Repurposed drug studies on the primary prevention of SARS-CoV-2 infection during the pandemic: systematic review and meta-analysis

Abstract

Objective: Current evidence on the effectiveness of SARS-CoV-2 prophylaxis is inconclusive. We aimed to systematically evaluate published studies on repurposed drugs for the prevention of laboratory-confirmed SARS-CoV-2 infection and/or COVID-19 among healthy adults.

Design: Systematic review.

Eligibility: Quantitative experimental and observational intervention studies that evaluated the effectiveness of repurposed drugs for the primary prevention of SARS-CoV-2 infection and/or COVID-19 disease.

Data source: PubMed and Embase (1 January 2020-28 September 2022).

Risk of bias: Cochrane Risk of Bias 2.0 and Risk of Bias in Non-Randomised Studies of Interventions tools were applied to assess the quality of studies.

Data analysis: Meta-analyses for each eligible drug were performed if ≥2 similar study designs were available.

Results: In all, 65 (25 trials, 40 observational) and 29 publications were eligible for review and meta-analyses, respectively. Most studies pertained to hydroxychloroquine (32), ACE inhibitor (ACEi) or angiotensin receptor blocker (ARB) (11), statin (8), and ivermectin (8). In trials, hydroxychloroquine prophylaxis reduced laboratory-confirmed SARS-CoV-2 infection (risk ratio: 0.82 (95% CI 0.74 to 0.90), I²=48%), a result largely driven by one clinical trial (weight: 60.5%). Such beneficial effects were not observed in observational studies, nor for prognostic clinical outcomes. Ivermectin did not significantly reduce the risk of SARS-CoV-2 infection (RR: 0.35 (95% CI 0.10 to 1.26), I²=96%) and findings for clinical outcomes were inconsistent. Neither ACEi or ARB were beneficial in reducing SARS-CoV-2 infection. Most of the evidence from clinical trials was of moderate quality and of lower quality in observational studies.

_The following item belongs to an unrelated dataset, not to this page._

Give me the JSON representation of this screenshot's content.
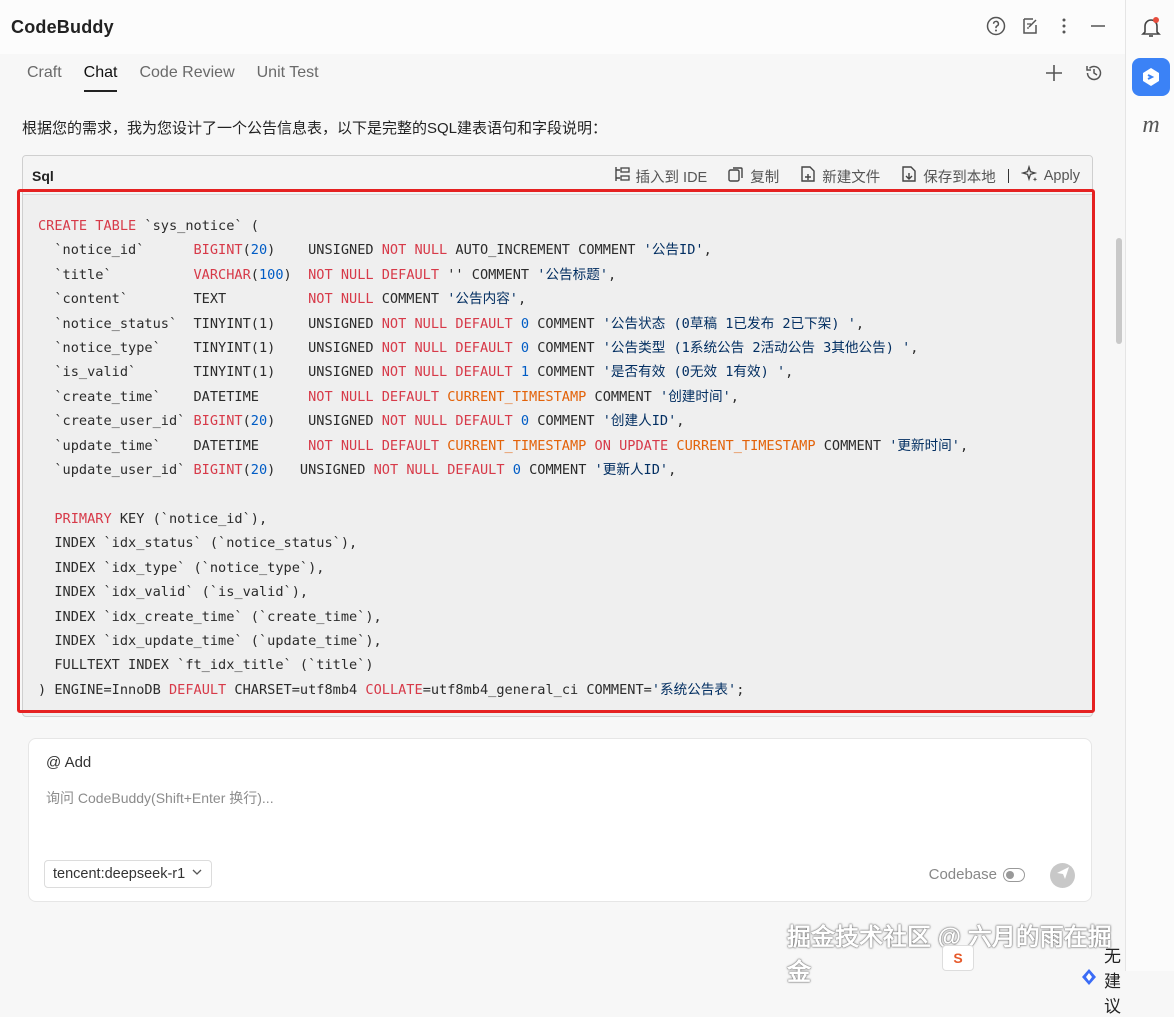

Conclusions: Results from our analysis are insufficient to support an evidence-based repurposed drug policy for SARS-CoV-2 prophylaxis because of inconsistency. In the view of scarce supportive evidence on repurposing drugs for COVID-19, alternative strategies such as immunisation of vulnerable people are warranted to prevent the future waves of infection.

Prospero registration number: CRD42021292797.

Keywords: COVID-19; respiratory infection.

Figure 1

PRISMA flow diagram of article selection. PRISMA, Preferred Reporting Items for Systematic Reviews and Meta-Analyses.

Figure 2

Meta-analysis of the effect of HCQ prophylaxis on laboratory-confirmed SARS-CoV-2 infection in (A) clinical trials; (B) case-control studies; (C) cohort studies. HCQ, hydroxychloroquine; IV, inverse variance; M-H, Mantel-Haenszel.

Figure 3

Meta-analysis of the effect of HCQ prophylaxis on (A) laboratory-confirmed or clinical-confirmed infection; or (B) hospitalisation in clinical trials. HCQ, hydroxychloroquine; M-H, Mantel-Haenszel.

Figure 4

Meta-analysis of the effect of ivermectin prophylaxis on laboratory-confirmed or clinical-confirmed SARS-CoV-2 infection in clinical trials. M-H, Mantel-Haenszel.

Figure 5

Meta-analysis of the effect of prophylaxis on laboratory-confirmed or clinical-confirmed SARS-CoV-2 infection: (A) ACEI, cohort studies; (B) ACEI, case-control studies; (C) ARB, cohort studies; (D) ARB, case-control studies. ACEi, ACE inhibitor; ARB, angiotensin receptor blocker; IV, inverse variance.